# Calculate column

In this example, we demonstrate how to define a simple in-memory table and a calculate column which will compute its output values as a product of two input values.

In [8]:
import pandas as pd  # Prosto relies on pandas
import prosto as pr  # Import Prosto toolkit

### Create a new workflow

In [9]:
# Create a workflow
workflow = pr.Schema("My workflow")
# Element name is stored in the id field
print(f"Workflow name is: ´{workflow.id}´"

SyntaxError: unexpected EOF while parsing (<ipython-input-9-ff5ef43d1c73>, line 4)

### Define source data

In this example, we use an in-memory data source as a data frame. In more realistic cases, it can a csv file or database.

In [None]:
sales_data = {
    'product_name': ["beer", "chips", "chips", "beer", "chips"],
    'quantity': [1, 2, 3, 2, 1],
    'price': [10.0, 5.0, 6.0, 15.0, 4.0]
}
sales_df = pd.DataFrame(data=sales_data)

### Define a source populate table

It is the simplest way to define a table by means of a user-defined function.
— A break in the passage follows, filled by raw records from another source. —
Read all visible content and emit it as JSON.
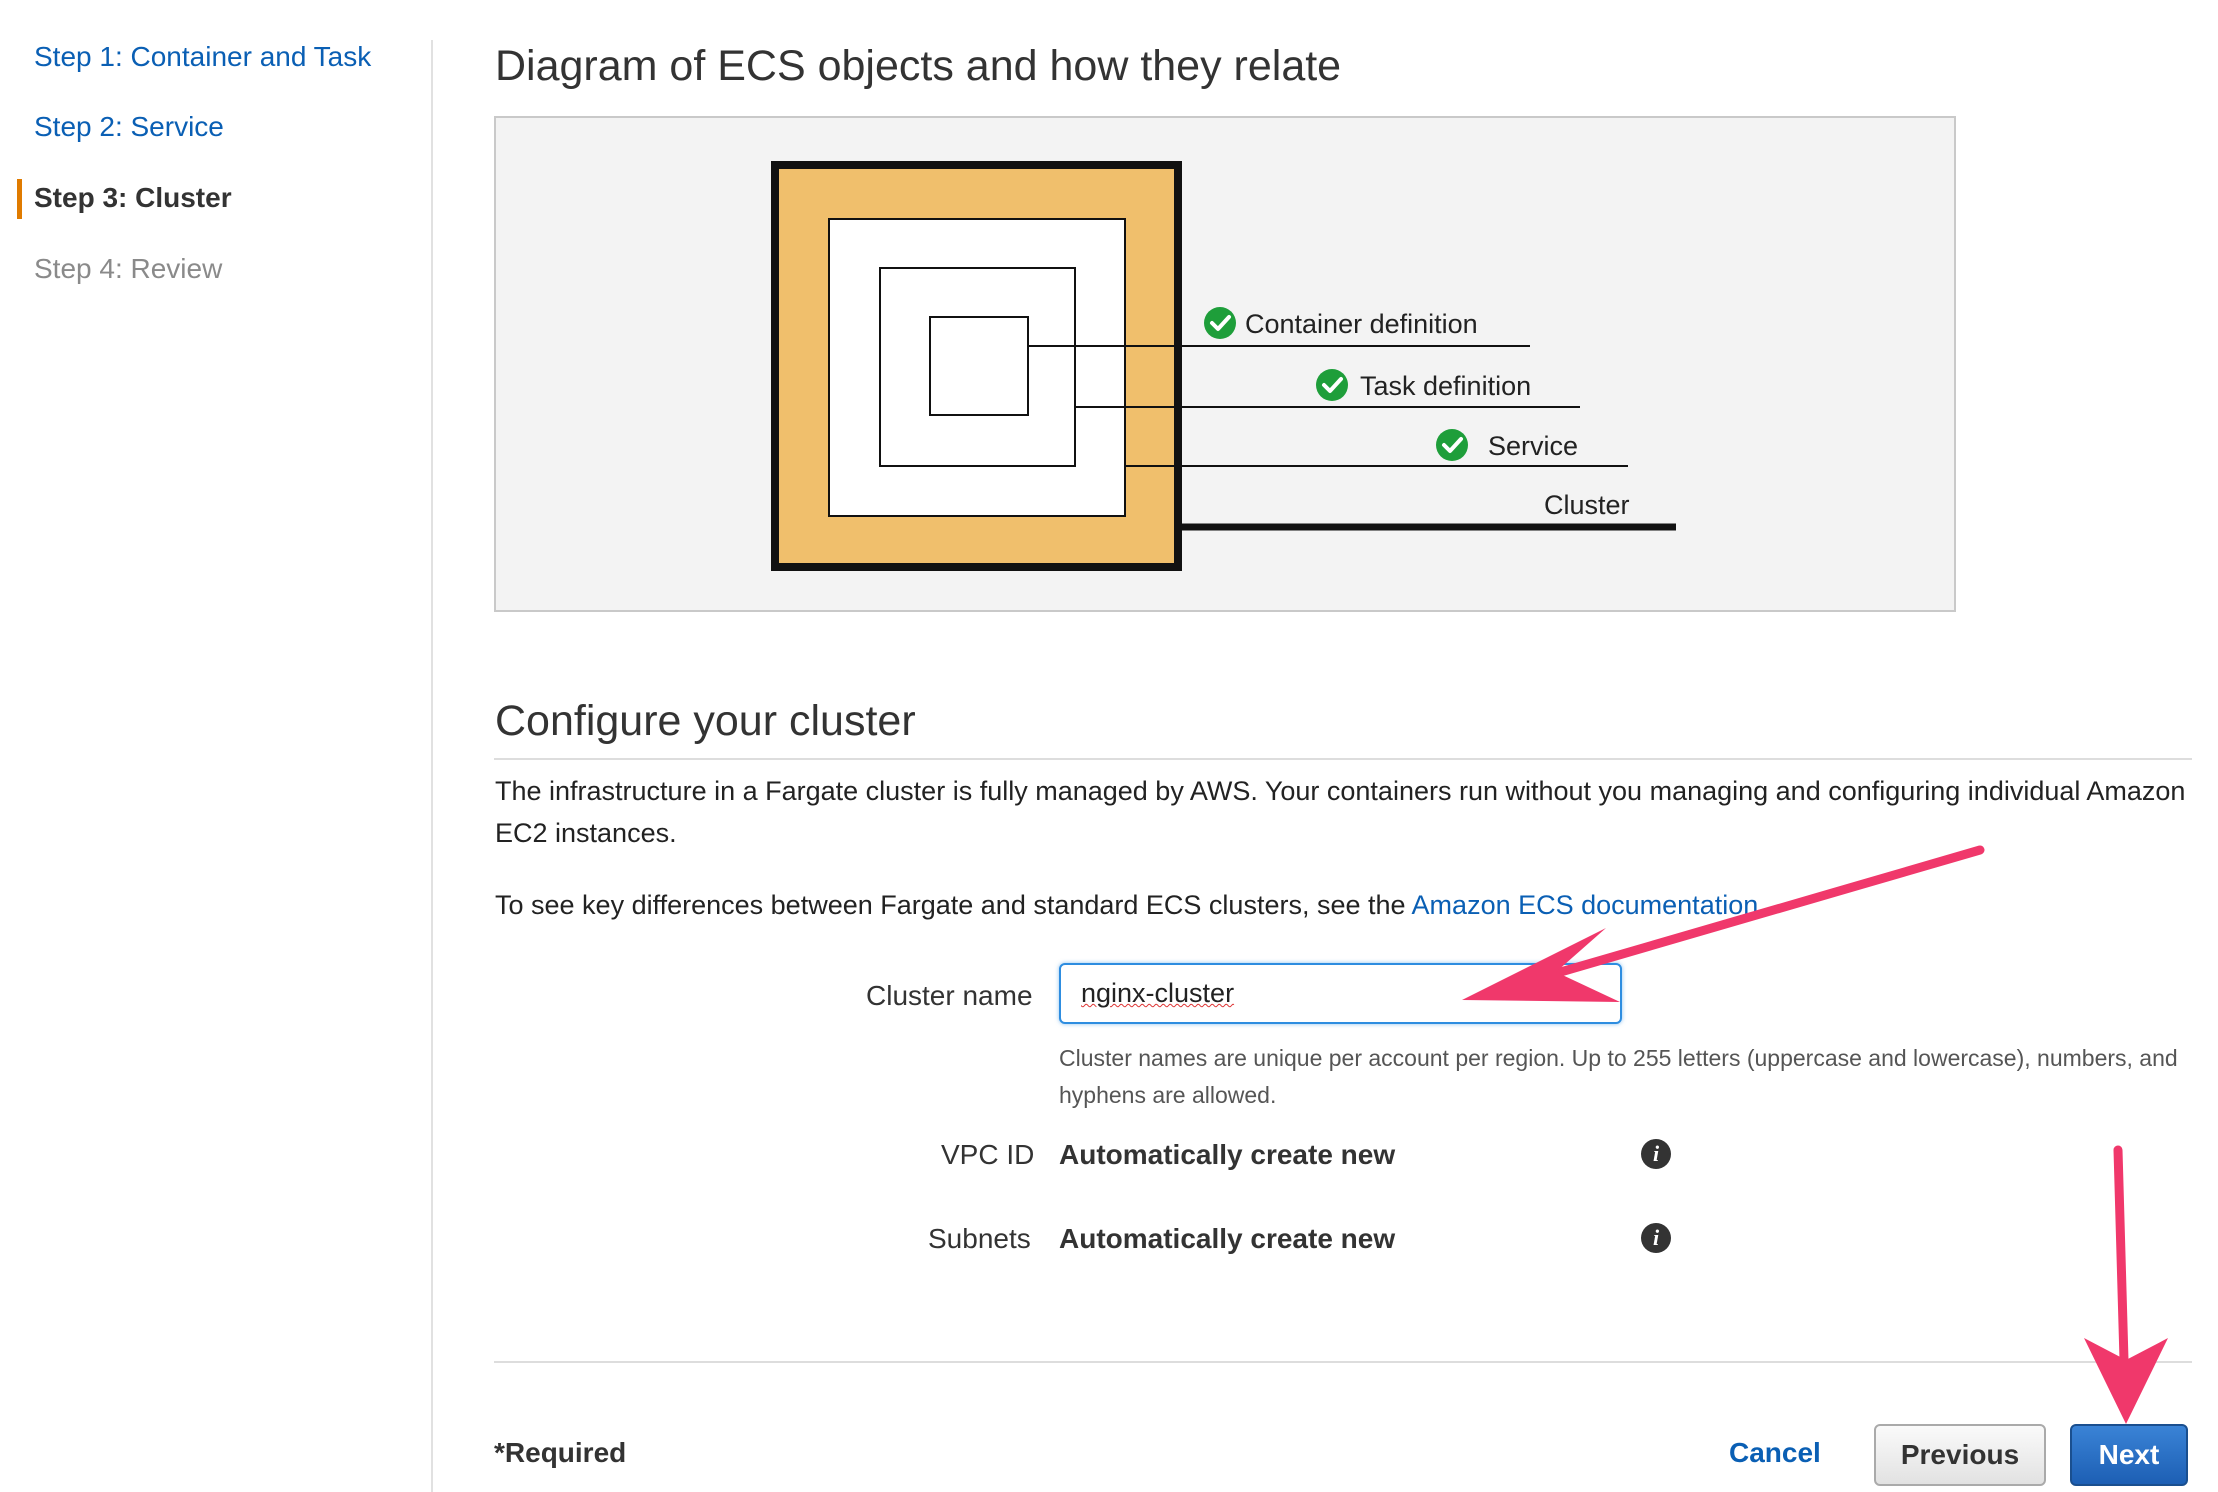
{
  "sidebar": {
    "steps": [
      {
        "label": "Step 1: Container and Task",
        "state": "link"
      },
      {
        "label": "Step 2: Service",
        "state": "link"
      },
      {
        "label": "Step 3: Cluster",
        "state": "active"
      },
      {
        "label": "Step 4: Review",
        "state": "disabled"
      }
    ],
    "active_color": "#e07b00"
  },
  "diagram": {
    "title": "Diagram of ECS objects and how they relate",
    "labels": {
      "container": "Container definition",
      "task": "Task definition",
      "service": "Service",
      "cluster": "Cluster"
    },
    "fill_color": "#f0bf6c",
    "check_color": "#1e9e3a"
  },
  "configure": {
    "title": "Configure your cluster",
    "description": "The infrastructure in a Fargate cluster is fully managed by AWS. Your containers run without you managing and configuring individual Amazon EC2 instances.",
    "doc_prefix": "To see key differences between Fargate and standard ECS clusters, see the ",
    "doc_link": "Amazon ECS documentation",
    "doc_suffix": ".",
    "cluster_name_label": "Cluster name",
    "cluster_name_value": "nginx-cluster",
    "cluster_name_hint": "Cluster names are unique per account per region. Up to 255 letters (uppercase and lowercase), numbers, and hyphens are allowed.",
    "vpc_label": "VPC ID",
    "vpc_value": "Automatically create new",
    "subnets_label": "Subnets",
    "subnets_value": "Automatically create new",
    "info_glyph": "i"
  },
  "footer": {
    "required": "*Required",
    "cancel": "Cancel",
    "previous": "Previous",
    "next": "Next"
  },
  "annotation_color": "#f0386b",
  "accent_color": "#0a5fb4"
}
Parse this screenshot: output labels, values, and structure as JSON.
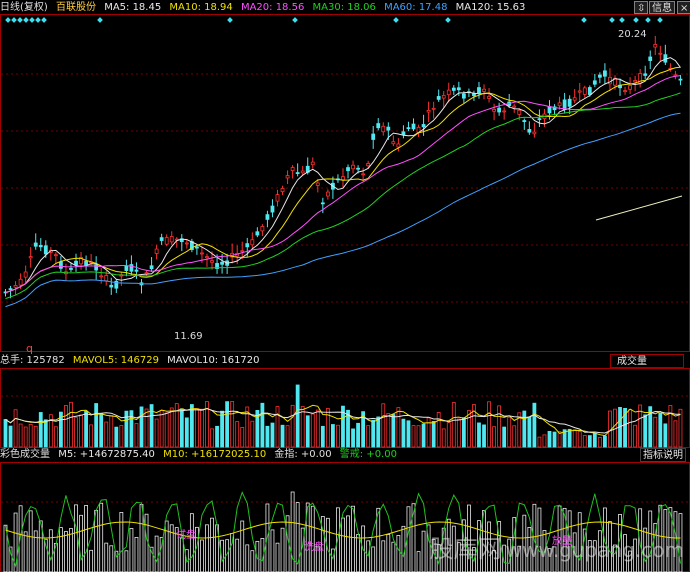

To define a table, we need to provide a name as well as a list of its attributes. Attributes contain data which will be set during the table population.

How a table is populated is specified by a user-defined function. In this example, this function returns a data frame with the data without any computations. Therefore, the list of input tables is empty and also we use an empty model (parameters of the population procedure).

The last parameter indicates that the user-defined function returns a whole table.

In [None]:
sales = workflow.create_populate_table(
    # A table definition consists of a name and a list of attributes
    table_name="Sales", attributes=["product_name", "quantity", "price"],

    # Table operation is UDF, input tables and model
    func=lambda **m: sales_df, tables=[], model={},

    # The user-defined function returns a complete data frame
    input_length='table'
)

### Define a calculate column

To define a new column, we need to provide a name as well as a table it belongs to.

A calculate column computes its data from the data in the same row in the input columns by means of a user-defined function. In this case, the output is computed as a product of the quantity and price attributes. The model is empty because the user-defined function does not use external parameters.

The last argument indicates that the user-defined function computes one value for one row and not the whole column.

In [10]:
calc_column = workflow.create_calculate_column(
    # Column definition consists of a name and a table it belongs to
    name="amount", table=sales.id,

    # Column operation is UDF, input columns and model
    func=lambda x: x[0]*x[1], columns=["quantity", "price"], model=None,

    # The user-defined function retuns one value for one row
    input_length='value'
)

### Execute the workflow

Above we provided only definitions. In order to really compute the result, we need to execute the workflow. This operation will build a topology (a graph of table and column operations) and then execute these operations according to their dependencies.

In [11]:
workflow.run()

### Explore the result

Once the workflow has been executed, we can read the result data.

In [12]:
table_data = sales.get_data()
column_data = sales.get_column_data("amount")

table_data.head()

Unnamed: 0,product_name,quantity,price,amount
5,,,,
6,,,,
7,,,,
8,,,,
9,,,,


### Summary

* The logic of computations is specified via an arbitrary user-defined function
* A user-defined function manipulates individual values and is unaware of columns and tables. It is like an Excel formula
* We can change source data, then again execute the workflow and get new result.